The groups' formal comments rebut claims that ownership limits on conventional media are unnecessary in the Internet age. The comments include new survey data showing that an overwhelming 88 percent of people still rely on local newspapers, TV stations, weeklies, and radio as most important sources of local news, despite growth of the Internet. While the Internet is a source for news, evidence shows its influence is minor and only supplements conventional media. The majority of those who use the Internet for news access Web sites of traditional media sources like the daily newspapers and TV stations.
The groups also provided analysis of the impact of media concentration on women and minority ownership and local news coverage. Their data demonstrate that women own only roughly 5 percent of all stations, while accounting for 51 percent of the population. Racial and ethnic minorities own around 3 percent of all stations while accounting for 33 percent of the U.S. population.
"According to our research, further consolidation and concentration will likely result in fewer minority-owned stations and fewer stations airing local news content," said Ben Scott, Policy Director of Free Press. "The FCC must consider the negative effects of consolidation on minority owners and viewers before adopting rules that permit greater market concentration."

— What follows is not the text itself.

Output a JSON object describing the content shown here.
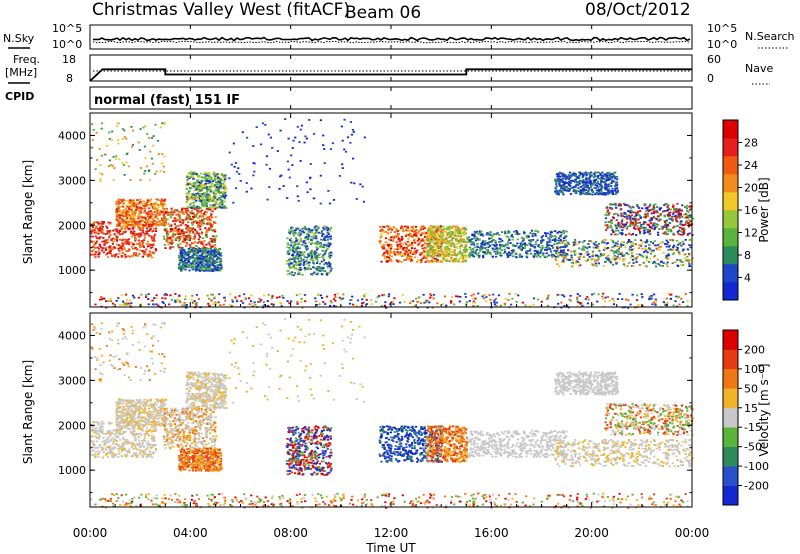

The groups said that loosening ownership restrictions will result in less local news coverage. Out-of-town newspapers do not report many of the important stories that matter to the local audience and often do not reflect the local reality. In one study, the groups found that coverage of Hurricane Katrina by locally owned media exceeded that offered by non-locally owned media serving the same viewing area.
The groups also submitted media market analysis for 13 states showing further mergers among leading media outlets would clearly violate existing federal merger guideline thresholds for excessive market control.

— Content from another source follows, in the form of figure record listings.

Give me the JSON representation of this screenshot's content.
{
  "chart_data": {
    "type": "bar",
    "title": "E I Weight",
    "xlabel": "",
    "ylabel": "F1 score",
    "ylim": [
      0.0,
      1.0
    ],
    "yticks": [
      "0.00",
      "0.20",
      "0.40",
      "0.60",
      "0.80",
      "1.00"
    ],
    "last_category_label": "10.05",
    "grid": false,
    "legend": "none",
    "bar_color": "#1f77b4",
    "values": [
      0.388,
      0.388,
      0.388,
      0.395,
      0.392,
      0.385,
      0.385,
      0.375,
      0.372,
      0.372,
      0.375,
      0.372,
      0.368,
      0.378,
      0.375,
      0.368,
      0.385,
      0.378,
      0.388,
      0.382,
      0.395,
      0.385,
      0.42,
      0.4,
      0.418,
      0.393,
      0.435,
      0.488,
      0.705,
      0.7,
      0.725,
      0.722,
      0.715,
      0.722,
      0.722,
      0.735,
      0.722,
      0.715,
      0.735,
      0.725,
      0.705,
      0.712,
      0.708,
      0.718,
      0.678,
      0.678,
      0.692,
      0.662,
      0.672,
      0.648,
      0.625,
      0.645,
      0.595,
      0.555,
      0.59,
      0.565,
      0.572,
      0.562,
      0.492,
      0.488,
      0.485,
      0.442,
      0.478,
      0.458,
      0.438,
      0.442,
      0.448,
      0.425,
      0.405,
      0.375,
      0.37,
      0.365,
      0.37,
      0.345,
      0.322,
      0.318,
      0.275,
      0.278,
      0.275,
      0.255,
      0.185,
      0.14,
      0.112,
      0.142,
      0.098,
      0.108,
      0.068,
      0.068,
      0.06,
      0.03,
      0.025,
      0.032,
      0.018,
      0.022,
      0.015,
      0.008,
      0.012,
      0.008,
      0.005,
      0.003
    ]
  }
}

"There is simply no evidence that supports permitting further media consolidation-no justification in law, economics, or social policy," said Mark Cooper, director of research for the Consumer Federation of America. "The cornerstone of the FCC's argument to relax ownership limits is that consolidation is in the public interest. The evidence to the contrary is very clear. Stations that consolidate don't produce more news, they produce less. And diversity of news and opinion from the most influential media declines. The record is clear. More consolidation hurts our democracy without any discernible benefits."